American television producer (1955–2023)

William Fredrick Geddie (July 17, 1955 – July 20, 2023) was an American television producer. He was the co-creator (with Barbara Walters) of ABC Daytime's The View, on the ABC television network, and was also the show's executive producer for its first 16 seasons.

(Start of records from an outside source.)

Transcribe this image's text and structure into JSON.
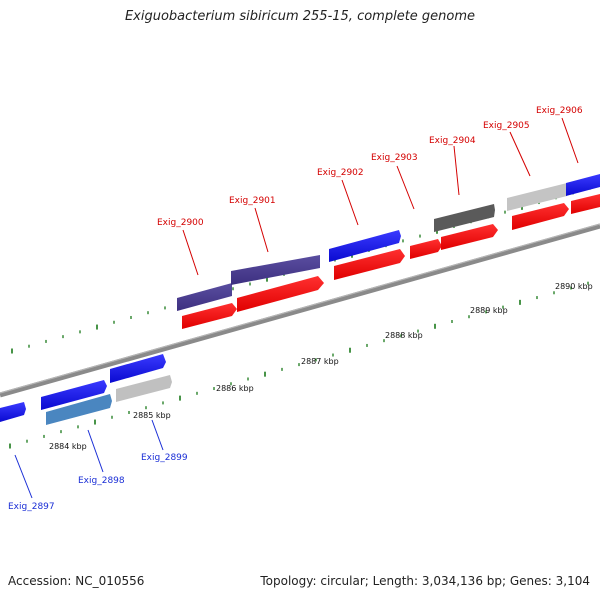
{
  "header": {
    "title": "Exiguobacterium sibiricum 255-15, complete genome"
  },
  "footer": {
    "accession": "Accession: NC_010556",
    "summary": "Topology: circular; Length: 3,034,136 bp; Genes: 3,104"
  },
  "scale_labels": [
    "2884 kbp",
    "2885 kbp",
    "2886 kbp",
    "2887 kbp",
    "2888 kbp",
    "2889 kbp",
    "2890 kbp"
  ],
  "genes_top": [
    "Exig_2900",
    "Exig_2901",
    "Exig_2902",
    "Exig_2903",
    "Exig_2904",
    "Exig_2905",
    "Exig_2906"
  ],
  "genes_bottom": [
    "Exig_2897",
    "Exig_2898",
    "Exig_2899"
  ],
  "colors": {
    "top_strand_label": "#d40000",
    "bottom_strand_label": "#1a2ed6",
    "cds_red": "#ff1010",
    "cds_blue": "#1818e8",
    "cds_purple": "#4b3d8f",
    "cds_steelblue": "#4a86c0",
    "cds_gray": "#c0c0c0",
    "cds_darkgray": "#5a5a5a",
    "backbone": "#8a8a8a",
    "tick_green": "#1a7a1a"
  }
}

Geddie was also a partner with Walters in BarWall Productions and co-produced popular American television shows such as the Barbara Walters Specials and The 10 Most Fascinating People annual special.

==Early life==
William Frederick Geddie was born in San Antonio, Texas on July 17, 1955. He graduated from the University of Texas at Austin in 1977, majoring in communications/film. He had a job buffing the floors at KOCO-TV, in Oklahoma City and he said, "When you buffed the floors—this is how informal television was back then—they let you run camera for the local news. What got me off the floor was that I went to the news director and said I had shot film before, so he gave me a job shooting film."

==Career==

Geddie was the co-creator and the original executive producer for The View; it debuted in August 1997 and he stayed with the show until 2014. He was frequently featured on the show; he acknowledged, "If I can be the brunt of a joke, if I can do to get a laugh, or if I can help in any way that's what I'll do. Otherwise, that is it. I stay out of the way... if you watch the show, you see that generally speaking I'm a side player and I'm basically there to get a laugh." Geddie had well documented disagreements, in particular with former hosts Star Jones, Rosie O'Donnell, and guest host Kathy Griffin. He left the show in 2014.

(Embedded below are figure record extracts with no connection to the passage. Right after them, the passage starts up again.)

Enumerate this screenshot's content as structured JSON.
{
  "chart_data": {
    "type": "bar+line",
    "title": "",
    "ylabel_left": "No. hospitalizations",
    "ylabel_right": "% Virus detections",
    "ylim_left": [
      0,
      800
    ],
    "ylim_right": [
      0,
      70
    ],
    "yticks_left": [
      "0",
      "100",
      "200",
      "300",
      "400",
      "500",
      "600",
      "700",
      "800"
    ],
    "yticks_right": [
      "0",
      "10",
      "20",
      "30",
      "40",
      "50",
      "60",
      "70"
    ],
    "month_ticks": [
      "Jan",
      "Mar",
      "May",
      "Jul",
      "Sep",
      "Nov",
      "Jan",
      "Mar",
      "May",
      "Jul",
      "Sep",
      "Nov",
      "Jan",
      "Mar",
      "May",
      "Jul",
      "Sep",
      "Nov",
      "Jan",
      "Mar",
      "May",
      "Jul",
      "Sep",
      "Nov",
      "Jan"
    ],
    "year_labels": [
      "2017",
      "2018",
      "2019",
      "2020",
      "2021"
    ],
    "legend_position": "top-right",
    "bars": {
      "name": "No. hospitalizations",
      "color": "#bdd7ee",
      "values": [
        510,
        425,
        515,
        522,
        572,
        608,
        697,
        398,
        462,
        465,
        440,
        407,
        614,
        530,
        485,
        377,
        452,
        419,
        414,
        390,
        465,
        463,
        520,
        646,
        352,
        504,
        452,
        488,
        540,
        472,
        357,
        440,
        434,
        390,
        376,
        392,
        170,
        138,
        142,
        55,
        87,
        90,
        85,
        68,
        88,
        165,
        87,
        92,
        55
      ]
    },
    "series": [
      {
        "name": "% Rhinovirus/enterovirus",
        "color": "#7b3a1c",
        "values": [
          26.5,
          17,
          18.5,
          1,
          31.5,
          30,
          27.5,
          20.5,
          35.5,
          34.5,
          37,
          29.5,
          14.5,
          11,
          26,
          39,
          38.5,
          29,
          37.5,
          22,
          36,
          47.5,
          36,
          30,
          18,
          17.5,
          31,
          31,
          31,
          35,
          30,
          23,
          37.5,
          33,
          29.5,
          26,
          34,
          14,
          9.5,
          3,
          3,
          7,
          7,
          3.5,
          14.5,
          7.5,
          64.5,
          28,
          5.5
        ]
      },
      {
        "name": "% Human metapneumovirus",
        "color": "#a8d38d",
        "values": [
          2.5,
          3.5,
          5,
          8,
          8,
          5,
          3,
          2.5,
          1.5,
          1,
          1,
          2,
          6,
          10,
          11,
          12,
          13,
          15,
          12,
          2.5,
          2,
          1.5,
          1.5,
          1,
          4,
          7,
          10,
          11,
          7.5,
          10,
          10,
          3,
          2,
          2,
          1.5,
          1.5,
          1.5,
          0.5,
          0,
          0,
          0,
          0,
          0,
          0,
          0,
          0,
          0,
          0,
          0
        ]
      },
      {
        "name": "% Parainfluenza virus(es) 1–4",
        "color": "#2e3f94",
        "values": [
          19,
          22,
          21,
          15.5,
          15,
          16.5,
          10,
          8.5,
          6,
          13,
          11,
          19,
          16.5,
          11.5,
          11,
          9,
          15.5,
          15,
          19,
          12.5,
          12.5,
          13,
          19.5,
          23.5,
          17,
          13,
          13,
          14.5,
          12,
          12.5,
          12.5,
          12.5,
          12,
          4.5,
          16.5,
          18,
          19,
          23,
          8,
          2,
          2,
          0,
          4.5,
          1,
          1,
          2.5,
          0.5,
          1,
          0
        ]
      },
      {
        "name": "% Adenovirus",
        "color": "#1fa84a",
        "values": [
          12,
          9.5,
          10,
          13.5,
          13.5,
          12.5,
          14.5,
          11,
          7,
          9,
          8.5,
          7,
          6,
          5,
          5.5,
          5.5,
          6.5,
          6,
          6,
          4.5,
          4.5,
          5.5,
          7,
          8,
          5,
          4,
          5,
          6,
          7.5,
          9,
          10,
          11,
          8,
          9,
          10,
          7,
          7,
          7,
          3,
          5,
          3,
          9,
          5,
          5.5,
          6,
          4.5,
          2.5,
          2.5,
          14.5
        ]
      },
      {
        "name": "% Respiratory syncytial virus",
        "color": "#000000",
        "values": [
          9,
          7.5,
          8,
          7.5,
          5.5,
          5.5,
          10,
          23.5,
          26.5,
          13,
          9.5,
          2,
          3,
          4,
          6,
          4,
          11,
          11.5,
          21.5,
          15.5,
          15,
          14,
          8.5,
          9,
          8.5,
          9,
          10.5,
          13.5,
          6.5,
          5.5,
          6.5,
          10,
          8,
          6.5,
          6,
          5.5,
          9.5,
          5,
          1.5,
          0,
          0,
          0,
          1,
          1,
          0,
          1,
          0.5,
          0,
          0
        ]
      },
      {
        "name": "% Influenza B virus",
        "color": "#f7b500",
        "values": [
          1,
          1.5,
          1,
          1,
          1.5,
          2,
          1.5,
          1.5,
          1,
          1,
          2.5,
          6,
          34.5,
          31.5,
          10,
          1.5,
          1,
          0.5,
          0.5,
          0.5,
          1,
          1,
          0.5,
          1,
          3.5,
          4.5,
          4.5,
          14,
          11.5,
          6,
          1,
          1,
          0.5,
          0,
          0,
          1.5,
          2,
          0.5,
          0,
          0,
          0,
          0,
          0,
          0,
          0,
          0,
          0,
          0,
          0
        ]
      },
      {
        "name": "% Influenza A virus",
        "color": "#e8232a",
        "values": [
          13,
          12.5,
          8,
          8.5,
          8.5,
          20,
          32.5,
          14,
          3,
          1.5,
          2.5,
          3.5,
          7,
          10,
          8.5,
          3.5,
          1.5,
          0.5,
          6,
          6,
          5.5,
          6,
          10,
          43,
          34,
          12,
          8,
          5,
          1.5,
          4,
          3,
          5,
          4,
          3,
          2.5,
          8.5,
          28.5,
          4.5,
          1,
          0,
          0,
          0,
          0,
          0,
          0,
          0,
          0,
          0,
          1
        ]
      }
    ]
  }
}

ABC Entertainment named Geddie as executive producer for Tamron Hall on January 22, 2019. He left the show in March 2020.

Geddie was a screenwriter in his spare time. He wrote the script for Unforgettable, a film starring Ray Liotta and Linda Fiorentino.

He was executive producer, writer and director of the Barbara Walters Specials and The 10 Most Fascinating People.

Geddie was the owner of May Avenue Productions. He was a partner with Walters in BarWall Productions for 25 years.

From 2017 to 2020, Geddie co-hosted The Geddie Dunn Show, a weekly podcast with longtime friend and television personality Troy Dunn.

== Death ==
Geddie died of coronary-related factors on July 20, 2023, three days after his 68th birthday.

==Awards and nominations==
Geddie won six local Emmy Awards and four national Emmy Awards. In 2003, he won a Daytime Emmy Award in the Outstanding Talk Show category for his work as executive producer of The View. He was presented with the Lifetime Achievement Award at the 39th Daytime Emmy Awards on June 23, 2012, for his contributions as writer, producer, and director in his more than 30-year television career. Malachy Wienges, chairman of NATAS said, "Bill Geddie is an icon in the television industry."